I have enough acronyms to know at work.... Also the security issues make me glad I'm on the hardware side of things....


----------



## titan2782 (Nov 4, 2011)

obermd said:


> Not only is the car an example of distributed computing, but the cars themselves are distributed all over the planet. Can anyone say "Skynet?"


Disagree with this. 

Hardware:
To be considered distributed computing, the units would need to be processing information that goes back to a central point (also known as farming). The data being processed is the car's own data and used for it's own purposes. The cars are not controlled by a remote entity. This is not to say that commands cannot be sent to the car to do certain things such as unlocking the door, start, etc but that does not make the system distributed. 

Software:
Each unit has a specific job and will communicate with the other units via a specified interface. There are single units with no redundancy (in terms of scaling, not fail safe/back up systems). This would be more like SOA (Service Oriented Architecture) instead of distributed architecture. Even still, the units are hosted in the same environment. If, for hypothetical example, my Cruze needed to compute the engine load and asked the engine load module for the value but my engine load module was offline or busy, it would then ask the engine load module of my neighbors Cruze to compute it, that would be distributed.
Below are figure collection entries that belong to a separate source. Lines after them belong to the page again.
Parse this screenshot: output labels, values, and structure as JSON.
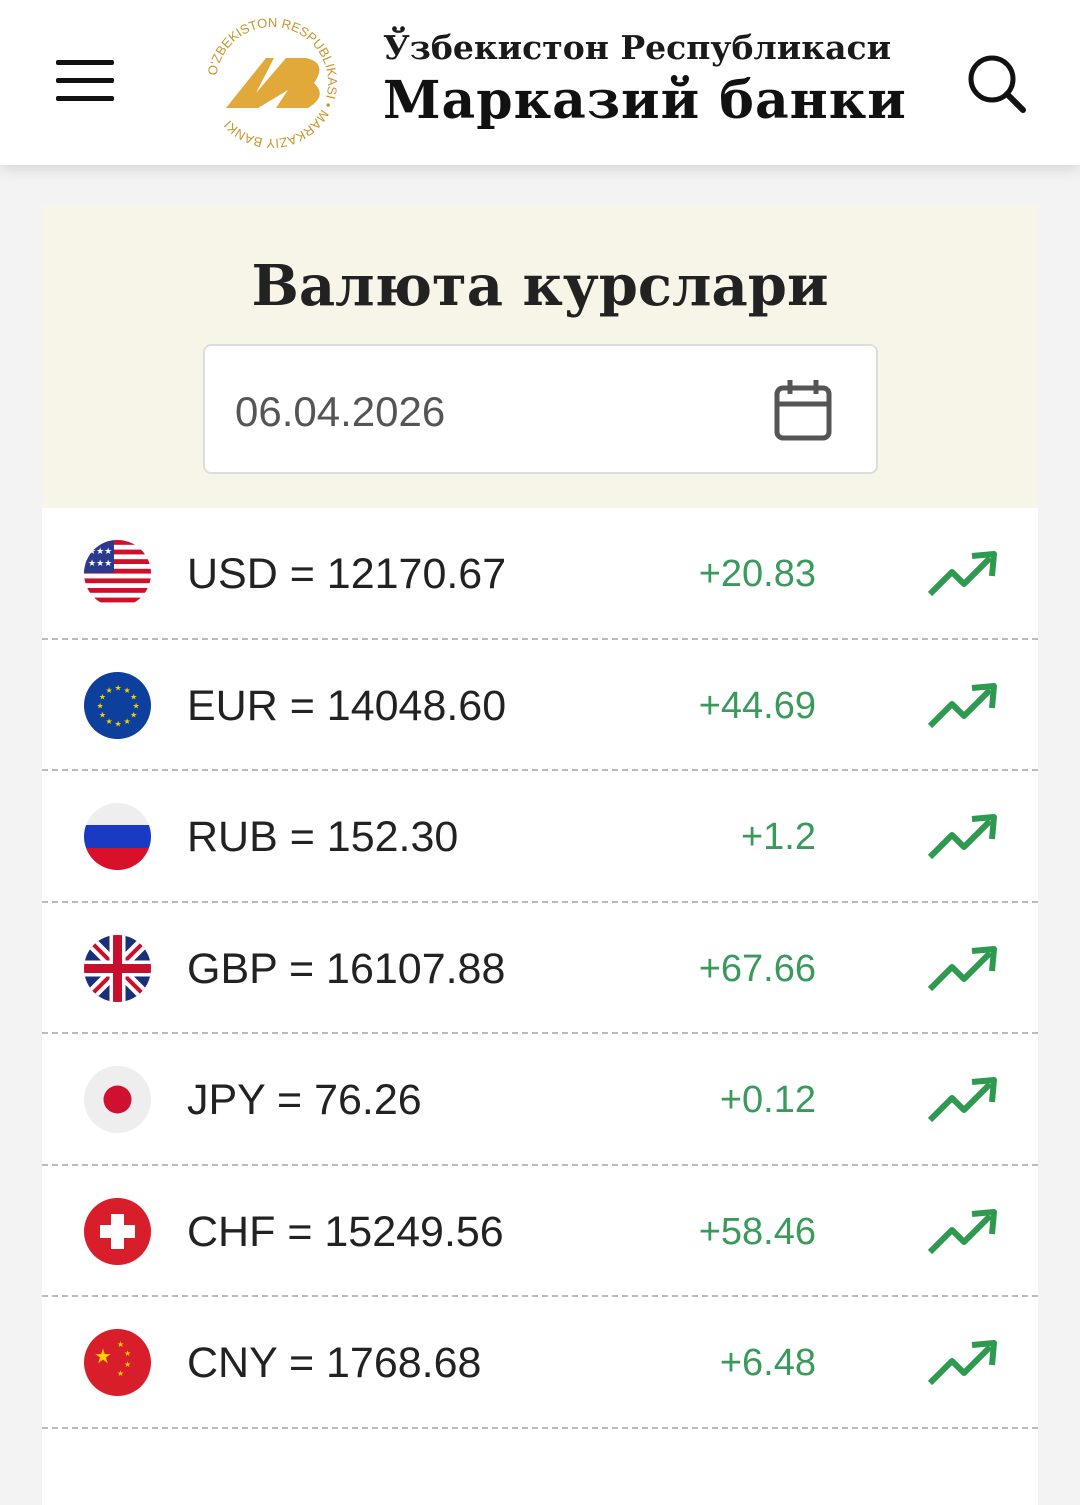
{
  "header": {
    "logo_text": "O'ZBEKISTON RESPUBLIKASI MARKAZIY BANKI",
    "line1": "Ўзбекистон Республикаси",
    "line2": "Марказий банки"
  },
  "main": {
    "title": "Валюта курслари",
    "date": "06.04.2026"
  },
  "colors": {
    "accent": "#3a9a5b",
    "gold": "#e0a93a",
    "panel": "#f6f5e8"
  },
  "rates": [
    {
      "code": "USD",
      "label": "USD = 12170.67",
      "change": "+20.83",
      "trend": "up"
    },
    {
      "code": "EUR",
      "label": "EUR = 14048.60",
      "change": "+44.69",
      "trend": "up"
    },
    {
      "code": "RUB",
      "label": "RUB = 152.30",
      "change": "+1.2",
      "trend": "up"
    },
    {
      "code": "GBP",
      "label": "GBP = 16107.88",
      "change": "+67.66",
      "trend": "up"
    },
    {
      "code": "JPY",
      "label": "JPY = 76.26",
      "change": "+0.12",
      "trend": "up"
    },
    {
      "code": "CHF",
      "label": "CHF = 15249.56",
      "change": "+58.46",
      "trend": "up"
    },
    {
      "code": "CNY",
      "label": "CNY = 1768.68",
      "change": "+6.48",
      "trend": "up"
    }
  ]
}
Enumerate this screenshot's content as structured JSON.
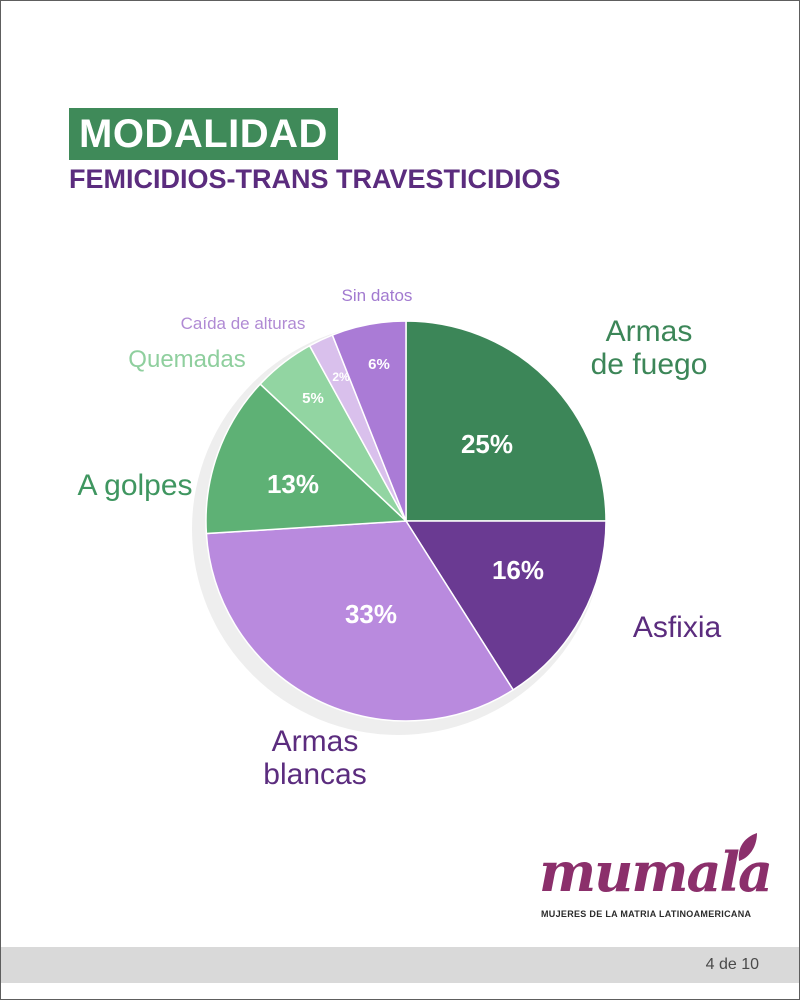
{
  "title": "MODALIDAD",
  "subtitle": "FEMICIDIOS-TRANS TRAVESTICIDIOS",
  "chart_data": {
    "type": "pie",
    "slices": [
      {
        "label": "Armas de fuego",
        "value": 25,
        "display": "25%",
        "color": "#3c8658",
        "text_color": "#3c8658"
      },
      {
        "label": "Asfixia",
        "value": 16,
        "display": "16%",
        "color": "#6a3a92",
        "text_color": "#5b2c7e"
      },
      {
        "label": "Armas blancas",
        "value": 33,
        "display": "33%",
        "color": "#b98ade",
        "text_color": "#5b2c7e"
      },
      {
        "label": "A golpes",
        "value": 13,
        "display": "13%",
        "color": "#5eb175",
        "text_color": "#3f9660"
      },
      {
        "label": "Quemadas",
        "value": 5,
        "display": "5%",
        "color": "#92d5a2",
        "text_color": "#8fcf9e"
      },
      {
        "label": "Caída de alturas",
        "value": 2,
        "display": "2%",
        "color": "#d9c0ec",
        "text_color": "#b08ad4"
      },
      {
        "label": "Sin datos",
        "value": 6,
        "display": "6%",
        "color": "#aa7bd6",
        "text_color": "#a27ad0"
      }
    ]
  },
  "logo": {
    "name": "mumala",
    "tagline": "MUJERES DE LA MATRIA LATINOAMERICANA",
    "color": "#8b2f6b"
  },
  "footer": {
    "page": "4 de 10"
  }
}
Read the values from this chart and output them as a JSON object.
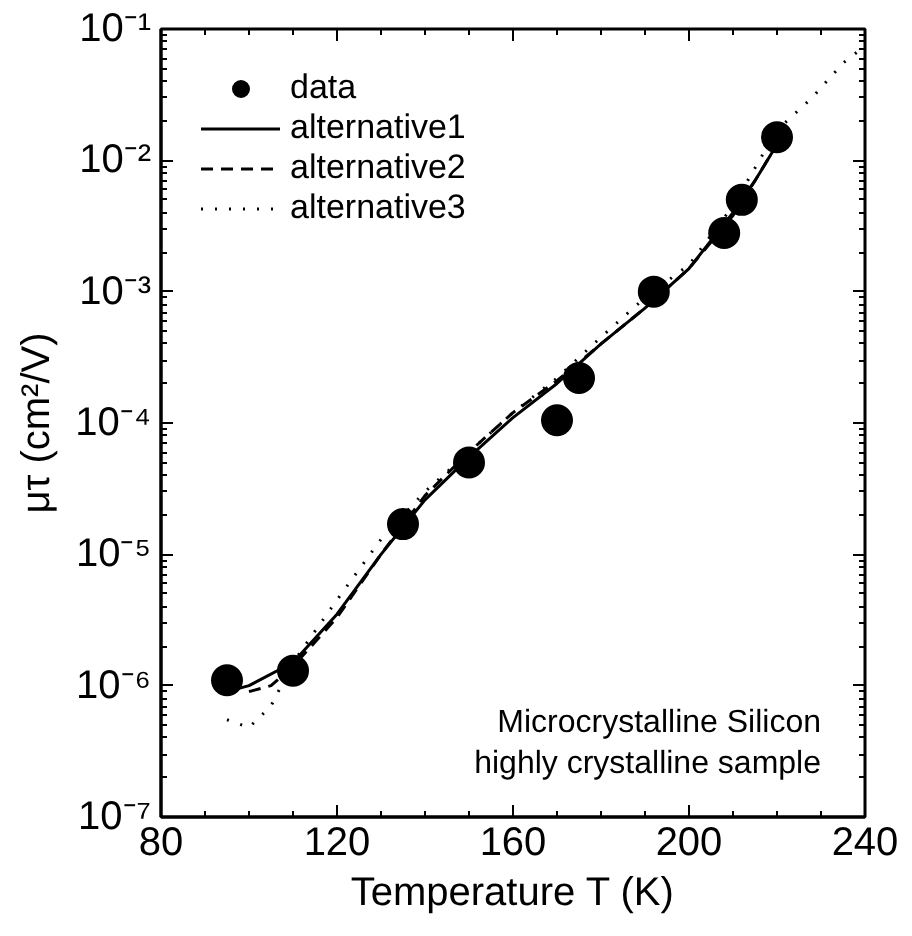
{
  "chart_data": {
    "type": "scatter",
    "xlabel": "Temperature T (K)",
    "ylabel": "μτ (cm²/V)",
    "log": "y",
    "grid": false,
    "legend": "top left",
    "xlim": [
      80,
      240
    ],
    "xticks": [
      80,
      120,
      160,
      200,
      240
    ],
    "ylim": [
      1e-07,
      0.1
    ],
    "yticks": [
      {
        "value": 1e-07,
        "label": "10⁻⁷"
      },
      {
        "value": 1e-06,
        "label": "10⁻⁶"
      },
      {
        "value": 1e-05,
        "label": "10⁻⁵"
      },
      {
        "value": 0.0001,
        "label": "10⁻⁴"
      },
      {
        "value": 0.001,
        "label": "10⁻³"
      },
      {
        "value": 0.01,
        "label": "10⁻²"
      },
      {
        "value": 0.1,
        "label": "10⁻¹"
      }
    ],
    "annotations": [
      "Microcrystalline Silicon\nhighly crystalline sample"
    ],
    "series": [
      {
        "name": "data",
        "marker": "circle",
        "color": "#000000",
        "x": [
          95,
          110,
          135,
          150,
          170,
          175,
          192,
          208,
          212,
          220
        ],
        "values": [
          1.1e-06,
          1.3e-06,
          1.7e-05,
          5e-05,
          0.000105,
          0.00022,
          0.001,
          0.0028,
          0.005,
          0.015
        ]
      },
      {
        "name": "alternative1",
        "type": "line",
        "line_style": "solid",
        "color": "#000000",
        "x": [
          95,
          100,
          110,
          120,
          130,
          140,
          150,
          160,
          170,
          180,
          190,
          200,
          210,
          215,
          221
        ],
        "values": [
          9e-07,
          1e-06,
          1.5e-06,
          3.5e-06,
          1e-05,
          2.6e-05,
          5.5e-05,
          0.00011,
          0.0002,
          0.0004,
          0.00075,
          0.0015,
          0.004,
          0.007,
          0.015
        ]
      },
      {
        "name": "alternative2",
        "type": "line",
        "line_style": "dashed",
        "color": "#000000",
        "x": [
          100,
          105,
          110,
          120,
          130,
          140,
          150,
          160,
          170,
          180,
          190,
          200,
          210,
          215,
          221
        ],
        "values": [
          9e-07,
          1e-06,
          1.4e-06,
          3.3e-06,
          1e-05,
          2.8e-05,
          6e-05,
          0.00012,
          0.00021,
          0.0004,
          0.00075,
          0.0015,
          0.0038,
          0.007,
          0.015
        ]
      },
      {
        "name": "alternative3",
        "type": "line",
        "line_style": "dotted",
        "color": "#000000",
        "x": [
          95,
          100,
          105,
          110,
          120,
          130,
          140,
          150,
          160,
          170,
          180,
          190,
          200,
          210,
          220,
          228,
          235,
          239
        ],
        "values": [
          5.5e-07,
          4.8e-07,
          7e-07,
          1.5e-06,
          4.5e-06,
          1.3e-05,
          3e-05,
          6e-05,
          0.00012,
          0.00022,
          0.00045,
          0.0009,
          0.0016,
          0.0045,
          0.017,
          0.03,
          0.055,
          0.07
        ]
      }
    ]
  }
}
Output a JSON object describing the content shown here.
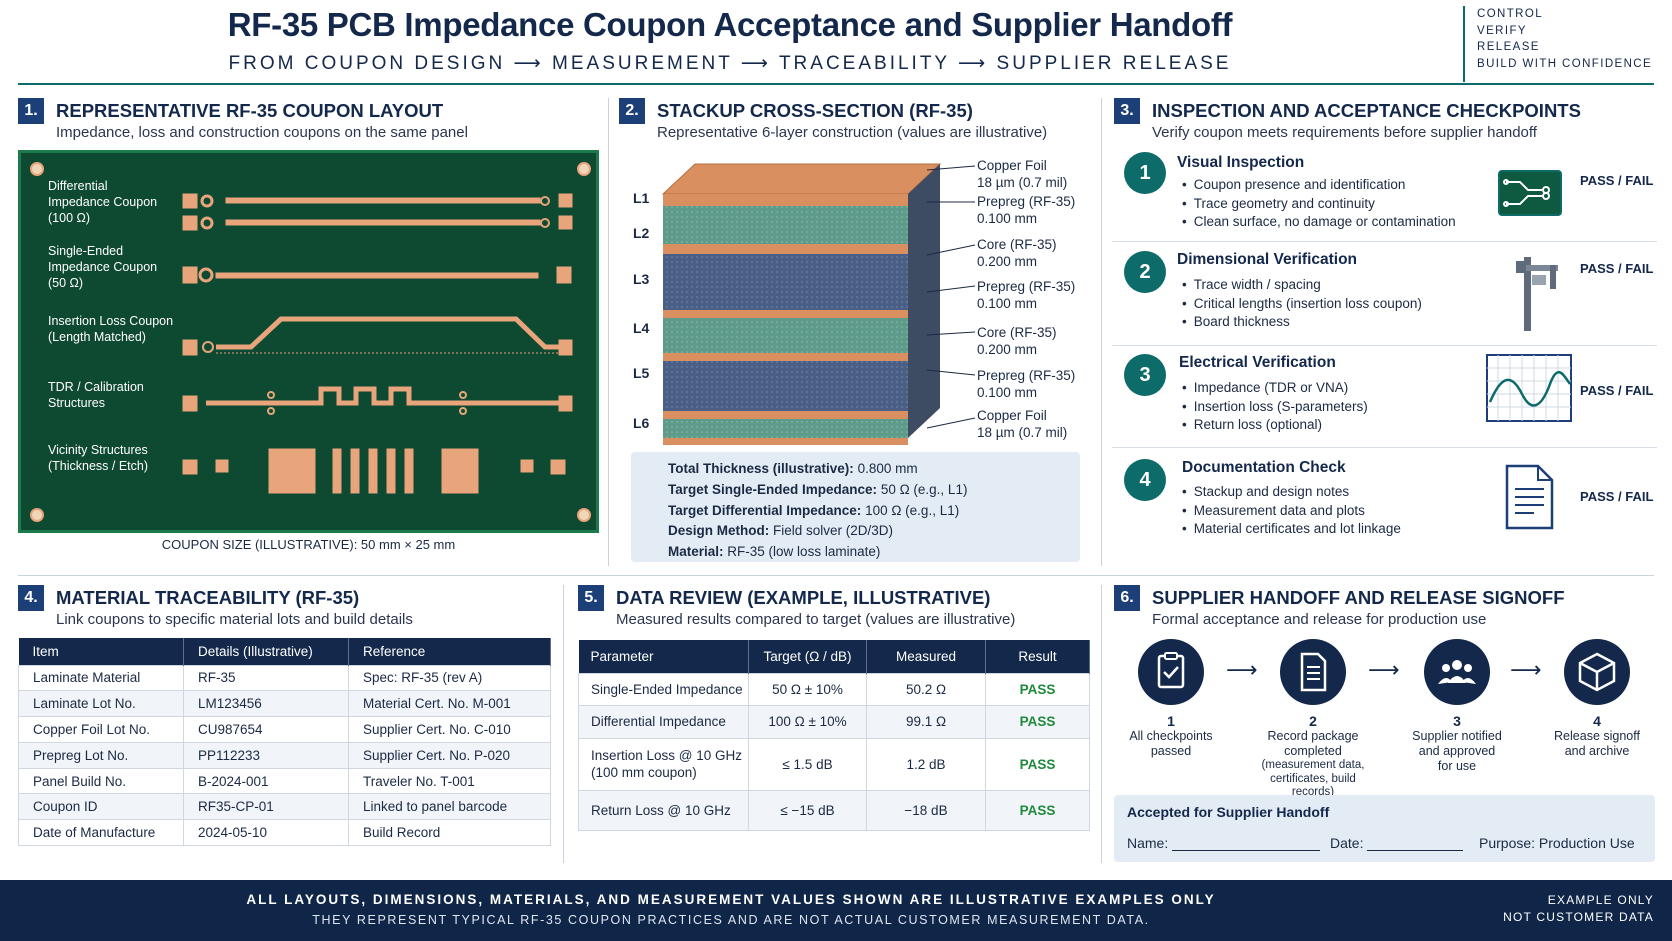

So, in summary, these cars are a great example of a static, tightly coupled yet cohesive system.

Mobile != Distributed

Maybe you can elaborate on your statement if I'm off.


----------



## scha7530 (Apr 15, 2012)

obermd said:


> I'd like to have access to *EBCM* to reduce the stabilitrak sensitivity.


Considering I work at a company that does this...sensitivity is not as easy as you'd think...the code in these things are crazy complex, and they spend thousands of hours tuning it. 

I'd suggest using the "OFF" mode if you think its being too sensitive at times. Hit the traction control button and then push and hold. I turn mine off all the time for autocrossing.


----------